Some days ago I read an article in a site talking about the embalmed head of Henry IV (originally Henri IV).

When I finished to read the article I rapidly started to search about matter to make a forensic approximation. However, how mostly of times, I find few things to work.

The mostly of images found was of the embalmed head. It is difficult to put the tissue depth marks because you can make some mistake and compromising the result of the approximation.

Resignedly I researched more on the internet until find a link, where an user called Patrick (thank you!) wrote about an article with a lot of image and two videos, one of a endoscopy ans other about CT-Scan.

When I saw the video of CT-Scan rotating, I imagined that would be able to reconstruct it using one of the automated technology that I had:

1) By SfM (opensource)

2) With Stereoscan (freeware)

3) With 123D Catch (freeware, running on Linux by Wine)

4) With Blender tracking (opensource)

5) With Voodoo Tracker (freeware)

But before, I needed to download the video. I thought that the Videodownloader Helper would be able to be this, but I was wrong.

When I tryed to open the video on Google Chrome, I received the link and the Vlc/Totem players opened the animation.

So I made a experience without pretentions writing a command line, where FFMPEG converts the online streming video in a image sequence on my pc:

$ ffmpeg -i rtmp:// -sameq %04d.jpg

And... it worked!

FFMPEG surprised me, but none of that cited technology of automatic reconstruction worked. Some because of the characteristics others, maybe, because of my incompetence.

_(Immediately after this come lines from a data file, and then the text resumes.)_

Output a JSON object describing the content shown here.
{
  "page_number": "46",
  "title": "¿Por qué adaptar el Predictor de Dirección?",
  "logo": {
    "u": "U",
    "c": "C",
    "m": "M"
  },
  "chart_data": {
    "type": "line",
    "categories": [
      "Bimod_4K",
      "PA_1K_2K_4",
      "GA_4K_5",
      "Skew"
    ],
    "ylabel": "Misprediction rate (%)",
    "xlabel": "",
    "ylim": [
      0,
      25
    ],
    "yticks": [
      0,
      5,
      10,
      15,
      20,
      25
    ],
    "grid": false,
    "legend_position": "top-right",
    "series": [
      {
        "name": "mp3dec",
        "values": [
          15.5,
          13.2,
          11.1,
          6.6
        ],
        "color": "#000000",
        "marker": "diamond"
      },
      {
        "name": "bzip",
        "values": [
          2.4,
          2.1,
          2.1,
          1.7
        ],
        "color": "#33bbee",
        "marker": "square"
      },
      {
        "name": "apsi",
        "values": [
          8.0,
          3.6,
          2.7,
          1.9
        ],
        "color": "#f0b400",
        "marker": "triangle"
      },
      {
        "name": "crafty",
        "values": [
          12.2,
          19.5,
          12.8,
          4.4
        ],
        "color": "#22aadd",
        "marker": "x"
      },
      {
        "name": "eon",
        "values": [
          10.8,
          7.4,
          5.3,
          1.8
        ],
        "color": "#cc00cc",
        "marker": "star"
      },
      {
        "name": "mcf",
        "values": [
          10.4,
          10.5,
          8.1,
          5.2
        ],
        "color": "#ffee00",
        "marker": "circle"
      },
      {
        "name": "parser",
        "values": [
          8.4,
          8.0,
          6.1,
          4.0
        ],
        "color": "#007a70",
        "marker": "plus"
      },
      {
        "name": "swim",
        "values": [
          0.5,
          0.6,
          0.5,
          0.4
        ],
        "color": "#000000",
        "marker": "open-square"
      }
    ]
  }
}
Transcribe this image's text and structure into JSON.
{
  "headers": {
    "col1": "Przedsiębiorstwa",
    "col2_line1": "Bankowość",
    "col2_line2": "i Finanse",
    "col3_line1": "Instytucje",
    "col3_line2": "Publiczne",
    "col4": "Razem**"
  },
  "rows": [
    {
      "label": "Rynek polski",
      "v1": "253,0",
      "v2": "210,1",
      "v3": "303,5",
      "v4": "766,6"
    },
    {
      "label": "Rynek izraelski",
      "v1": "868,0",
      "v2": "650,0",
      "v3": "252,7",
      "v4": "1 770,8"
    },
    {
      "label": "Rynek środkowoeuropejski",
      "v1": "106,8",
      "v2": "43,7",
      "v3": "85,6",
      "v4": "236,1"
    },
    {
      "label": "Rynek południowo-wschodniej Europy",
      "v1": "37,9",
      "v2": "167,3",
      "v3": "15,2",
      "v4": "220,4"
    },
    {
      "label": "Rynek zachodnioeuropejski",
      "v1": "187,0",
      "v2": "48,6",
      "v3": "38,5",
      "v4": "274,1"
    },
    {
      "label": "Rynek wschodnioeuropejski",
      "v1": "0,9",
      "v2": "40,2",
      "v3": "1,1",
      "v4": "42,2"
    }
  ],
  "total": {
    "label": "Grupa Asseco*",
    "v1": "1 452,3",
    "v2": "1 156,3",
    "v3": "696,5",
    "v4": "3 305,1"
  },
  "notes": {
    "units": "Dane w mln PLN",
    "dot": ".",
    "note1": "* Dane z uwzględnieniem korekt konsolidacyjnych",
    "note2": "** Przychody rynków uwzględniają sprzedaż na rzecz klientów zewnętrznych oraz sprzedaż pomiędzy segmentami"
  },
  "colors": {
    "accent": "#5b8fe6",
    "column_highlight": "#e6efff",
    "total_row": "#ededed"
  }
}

In fact, I had to import the sequence inside Blender and tracking the 3D object manually, using the sequence how reference.

If you see the frame where the skin starts to appear you'll see that the skull was not modeled, instead this you'll see some reference lines. The tissue depth markers was put using these lines and the image how reference.

The skulls that appear are only background images.

The next step is refine the technique always thinking on evolution of knowledge.

But, more important than this is to share what I learned with you, dear reader.

I hope you enjoy. A big hug and I see you in the next!